Chapter 9. Visions and Challenges – Priorities for Professionals

Foresight is Becoming Data-Rich

The rise of big data is another easy way to grasp the new nature of foresight practice. Accelerating digitization creates vast new data pools, just waiting to be better displayed to indicate current conditions, and analyzed for trends and hidden relationships. Books like Visualize This (2011) and Data Points (2013) help with visualization, and Naked Statistics (2014) helps with statistical thinking, as well as the resources we listed under statistical consulting earlier.

When data in any field becomes fully representative of the system being studied, such that marginal new data falls into predictable types, at that point classification systems, maps, and models begin to stabilize. GIS, CRM, SFA, ERP and other business automation domains covered in Chapter 2 were among the pioneering data frontiers of the twentieth century. These domains remain innovative, yet today, smartphones, wearables, internet of things (machine to machine interaction), home automation, quantified self/fitness/health, sentiment analysis, social networks, conversational interfaces, and algorithmic trading are just a few of our new data frontiers.

On the governance front, the emergence of The Program, the NSA’s massive intelligence analytics platform for warrantless wiretapping and mapping relationships between all human beings on Earth, foreign and domestic, only became technically feasible in the early 2000s. Only in the last two decades did our world become sufficiently data-rich, and our machines sufficiently powerful to do all this data-crunching affordably. See Frontline’s excellent United States of Secrets (2014) for an excellent recent account.

The NSA’s domestic surveillance program became politically possible only after 9/11, for a president willing to subvert the law (as US presidents have tended to do, perhaps since the founding of the republic). What level of top-down vs. bottom-up (citizen-run) surveillance we should have going on within the US, given our current levels of global and domestic development, is of course a complex political issue. Perhaps the most obvious failure of democracy is that our politicians have ducked even putting this issue to public discussion. What isn’t a debate is that every nation and even large corporations are now playing the data accumulation game, and good rules need to be established. Currently intelligence agencies marketers, hackers, criminals, and others do this with a wide variation in legal justification, oversight, and transparency.
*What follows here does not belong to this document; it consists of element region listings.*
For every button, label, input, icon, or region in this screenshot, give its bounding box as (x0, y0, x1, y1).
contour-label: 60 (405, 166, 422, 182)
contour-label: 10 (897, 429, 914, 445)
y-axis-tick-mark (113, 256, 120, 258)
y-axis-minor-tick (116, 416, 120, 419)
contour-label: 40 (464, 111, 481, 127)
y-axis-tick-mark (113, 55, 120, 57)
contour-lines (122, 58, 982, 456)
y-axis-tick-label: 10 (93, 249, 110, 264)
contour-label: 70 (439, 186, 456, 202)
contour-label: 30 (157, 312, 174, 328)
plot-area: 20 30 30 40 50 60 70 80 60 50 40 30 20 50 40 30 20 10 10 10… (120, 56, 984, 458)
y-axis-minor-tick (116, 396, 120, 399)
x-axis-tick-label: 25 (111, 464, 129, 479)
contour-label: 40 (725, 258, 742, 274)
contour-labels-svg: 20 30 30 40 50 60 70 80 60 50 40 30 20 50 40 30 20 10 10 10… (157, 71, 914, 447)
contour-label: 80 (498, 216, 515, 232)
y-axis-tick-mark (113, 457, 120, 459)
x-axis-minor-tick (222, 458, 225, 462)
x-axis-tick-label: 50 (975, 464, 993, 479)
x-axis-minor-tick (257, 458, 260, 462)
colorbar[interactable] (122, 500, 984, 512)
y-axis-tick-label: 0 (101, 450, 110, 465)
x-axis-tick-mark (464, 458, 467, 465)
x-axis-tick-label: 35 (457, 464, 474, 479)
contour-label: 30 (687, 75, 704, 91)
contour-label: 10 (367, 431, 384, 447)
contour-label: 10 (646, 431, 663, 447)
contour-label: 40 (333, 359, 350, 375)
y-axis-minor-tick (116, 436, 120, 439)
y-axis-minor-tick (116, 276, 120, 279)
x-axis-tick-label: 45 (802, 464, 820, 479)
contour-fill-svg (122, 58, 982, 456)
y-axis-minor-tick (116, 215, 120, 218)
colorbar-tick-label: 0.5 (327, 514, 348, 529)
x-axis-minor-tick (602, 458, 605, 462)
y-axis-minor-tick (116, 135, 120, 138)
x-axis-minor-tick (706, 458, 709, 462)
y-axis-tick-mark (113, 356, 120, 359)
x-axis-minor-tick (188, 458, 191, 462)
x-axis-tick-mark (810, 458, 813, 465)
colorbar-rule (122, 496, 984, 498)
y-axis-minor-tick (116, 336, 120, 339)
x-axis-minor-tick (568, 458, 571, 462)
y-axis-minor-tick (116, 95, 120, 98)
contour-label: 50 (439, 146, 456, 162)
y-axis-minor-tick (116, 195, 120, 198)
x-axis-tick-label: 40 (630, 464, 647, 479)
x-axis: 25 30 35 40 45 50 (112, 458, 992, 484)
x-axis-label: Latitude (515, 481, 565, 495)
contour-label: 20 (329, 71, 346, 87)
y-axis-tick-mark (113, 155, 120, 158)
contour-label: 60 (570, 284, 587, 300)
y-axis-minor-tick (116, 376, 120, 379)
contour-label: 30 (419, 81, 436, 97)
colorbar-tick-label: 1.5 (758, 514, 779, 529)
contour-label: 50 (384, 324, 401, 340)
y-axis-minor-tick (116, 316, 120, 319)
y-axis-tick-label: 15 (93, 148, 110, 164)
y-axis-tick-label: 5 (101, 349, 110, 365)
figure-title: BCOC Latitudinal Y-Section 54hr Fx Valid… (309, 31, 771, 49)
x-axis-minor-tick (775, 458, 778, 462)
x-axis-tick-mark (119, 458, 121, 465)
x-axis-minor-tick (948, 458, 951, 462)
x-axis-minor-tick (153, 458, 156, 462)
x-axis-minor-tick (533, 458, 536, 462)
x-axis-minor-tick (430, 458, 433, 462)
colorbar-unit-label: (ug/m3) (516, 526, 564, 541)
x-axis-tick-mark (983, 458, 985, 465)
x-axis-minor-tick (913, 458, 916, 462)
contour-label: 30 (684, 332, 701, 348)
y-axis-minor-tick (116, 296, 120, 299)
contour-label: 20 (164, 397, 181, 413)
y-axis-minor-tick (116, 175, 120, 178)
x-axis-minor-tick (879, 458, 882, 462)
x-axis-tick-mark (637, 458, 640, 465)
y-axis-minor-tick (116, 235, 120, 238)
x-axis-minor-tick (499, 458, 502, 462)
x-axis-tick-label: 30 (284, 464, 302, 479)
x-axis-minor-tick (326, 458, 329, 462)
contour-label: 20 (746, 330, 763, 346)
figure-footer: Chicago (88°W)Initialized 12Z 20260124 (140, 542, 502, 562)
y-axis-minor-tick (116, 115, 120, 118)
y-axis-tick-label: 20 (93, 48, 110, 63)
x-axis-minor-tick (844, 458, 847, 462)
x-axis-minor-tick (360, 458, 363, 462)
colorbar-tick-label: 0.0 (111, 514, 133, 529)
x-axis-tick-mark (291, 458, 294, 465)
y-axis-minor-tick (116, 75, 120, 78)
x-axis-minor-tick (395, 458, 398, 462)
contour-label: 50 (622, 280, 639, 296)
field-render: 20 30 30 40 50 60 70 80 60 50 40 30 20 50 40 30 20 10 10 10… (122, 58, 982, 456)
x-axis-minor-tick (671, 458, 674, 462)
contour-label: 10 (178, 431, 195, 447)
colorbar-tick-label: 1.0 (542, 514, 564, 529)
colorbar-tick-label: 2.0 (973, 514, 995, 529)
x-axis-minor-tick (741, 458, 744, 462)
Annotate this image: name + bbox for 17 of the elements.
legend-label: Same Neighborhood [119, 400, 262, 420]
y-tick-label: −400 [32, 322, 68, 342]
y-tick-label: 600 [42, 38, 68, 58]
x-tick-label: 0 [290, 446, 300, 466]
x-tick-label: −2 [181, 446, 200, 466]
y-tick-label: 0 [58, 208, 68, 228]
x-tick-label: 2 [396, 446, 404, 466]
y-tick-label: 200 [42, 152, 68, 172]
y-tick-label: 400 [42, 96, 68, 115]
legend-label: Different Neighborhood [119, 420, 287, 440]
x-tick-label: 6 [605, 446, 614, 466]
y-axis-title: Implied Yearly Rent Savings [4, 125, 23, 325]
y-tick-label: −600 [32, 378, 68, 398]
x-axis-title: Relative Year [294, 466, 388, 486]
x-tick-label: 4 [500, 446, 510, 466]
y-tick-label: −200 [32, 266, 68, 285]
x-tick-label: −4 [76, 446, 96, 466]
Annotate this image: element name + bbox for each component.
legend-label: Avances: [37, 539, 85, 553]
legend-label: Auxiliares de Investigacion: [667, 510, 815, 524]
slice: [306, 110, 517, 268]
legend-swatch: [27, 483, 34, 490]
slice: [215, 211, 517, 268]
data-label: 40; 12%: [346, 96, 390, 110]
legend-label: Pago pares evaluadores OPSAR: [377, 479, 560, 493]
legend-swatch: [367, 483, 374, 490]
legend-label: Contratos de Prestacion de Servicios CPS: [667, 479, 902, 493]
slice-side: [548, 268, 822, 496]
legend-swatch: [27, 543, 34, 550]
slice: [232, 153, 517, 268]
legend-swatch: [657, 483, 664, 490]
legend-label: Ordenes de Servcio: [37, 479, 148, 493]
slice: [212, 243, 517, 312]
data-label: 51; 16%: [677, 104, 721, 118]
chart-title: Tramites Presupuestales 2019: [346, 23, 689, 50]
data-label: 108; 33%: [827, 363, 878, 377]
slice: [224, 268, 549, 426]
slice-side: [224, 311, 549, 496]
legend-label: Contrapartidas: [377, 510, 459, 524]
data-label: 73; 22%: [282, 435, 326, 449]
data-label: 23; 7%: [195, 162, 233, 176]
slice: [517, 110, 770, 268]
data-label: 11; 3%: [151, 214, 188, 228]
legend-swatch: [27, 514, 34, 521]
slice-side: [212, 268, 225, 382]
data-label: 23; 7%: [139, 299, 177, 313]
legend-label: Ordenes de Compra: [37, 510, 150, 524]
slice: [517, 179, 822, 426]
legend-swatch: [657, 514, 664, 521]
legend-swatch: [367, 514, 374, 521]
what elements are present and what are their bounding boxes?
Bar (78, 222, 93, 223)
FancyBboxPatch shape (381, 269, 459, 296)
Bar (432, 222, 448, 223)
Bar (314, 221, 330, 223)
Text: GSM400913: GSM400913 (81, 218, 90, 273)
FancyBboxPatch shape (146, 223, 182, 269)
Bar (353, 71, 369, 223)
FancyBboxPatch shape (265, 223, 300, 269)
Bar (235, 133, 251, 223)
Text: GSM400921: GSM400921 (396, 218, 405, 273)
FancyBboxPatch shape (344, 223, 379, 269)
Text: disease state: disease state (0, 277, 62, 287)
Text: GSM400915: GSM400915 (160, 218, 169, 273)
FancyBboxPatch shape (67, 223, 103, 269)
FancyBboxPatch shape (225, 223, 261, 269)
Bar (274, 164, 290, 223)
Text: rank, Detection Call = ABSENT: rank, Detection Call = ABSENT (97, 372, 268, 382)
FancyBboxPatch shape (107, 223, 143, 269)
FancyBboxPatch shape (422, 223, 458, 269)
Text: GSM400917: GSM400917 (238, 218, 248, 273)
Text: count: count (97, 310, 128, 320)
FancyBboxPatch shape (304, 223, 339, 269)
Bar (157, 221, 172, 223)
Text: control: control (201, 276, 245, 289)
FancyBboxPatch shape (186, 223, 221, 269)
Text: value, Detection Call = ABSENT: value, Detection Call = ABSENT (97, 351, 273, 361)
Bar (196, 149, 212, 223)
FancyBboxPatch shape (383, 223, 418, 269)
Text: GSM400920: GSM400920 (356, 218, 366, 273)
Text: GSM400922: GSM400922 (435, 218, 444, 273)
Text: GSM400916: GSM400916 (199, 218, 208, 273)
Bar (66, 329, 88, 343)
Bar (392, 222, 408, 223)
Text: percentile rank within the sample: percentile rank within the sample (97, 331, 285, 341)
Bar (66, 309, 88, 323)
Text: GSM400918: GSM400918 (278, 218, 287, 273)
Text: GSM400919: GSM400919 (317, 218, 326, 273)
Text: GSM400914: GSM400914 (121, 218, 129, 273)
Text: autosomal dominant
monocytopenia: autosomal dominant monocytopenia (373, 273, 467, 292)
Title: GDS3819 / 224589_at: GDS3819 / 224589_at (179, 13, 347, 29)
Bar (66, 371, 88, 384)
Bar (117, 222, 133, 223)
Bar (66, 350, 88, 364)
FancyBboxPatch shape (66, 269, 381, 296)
We’ve described the rapidly emerging field of predictive analytics, well-introduced in books like Predictive Analytics (2013) and Big Data (2014). Every big company now has an internal or external data science team working to help them better model themselves and their customers, anticipate their needs, and find hidden efficiencies lying in the data of how we all presently live, work, think, talk, buy, and behave. Almost all of this data (about 95%) is untagged and unstructured, and machine learning is one of several methods emerging to help us to structure and contextualize it so we can better use it in our digital systems. See The Age of Context: Mobile, Sensors, Data, and the Future of Privacy (2013) for a quick intro to the way our digital tools are increasingly learning our contexts as they try to anticipate and serve us, and some of the privacy challenges and solutions that are emerging as that happens.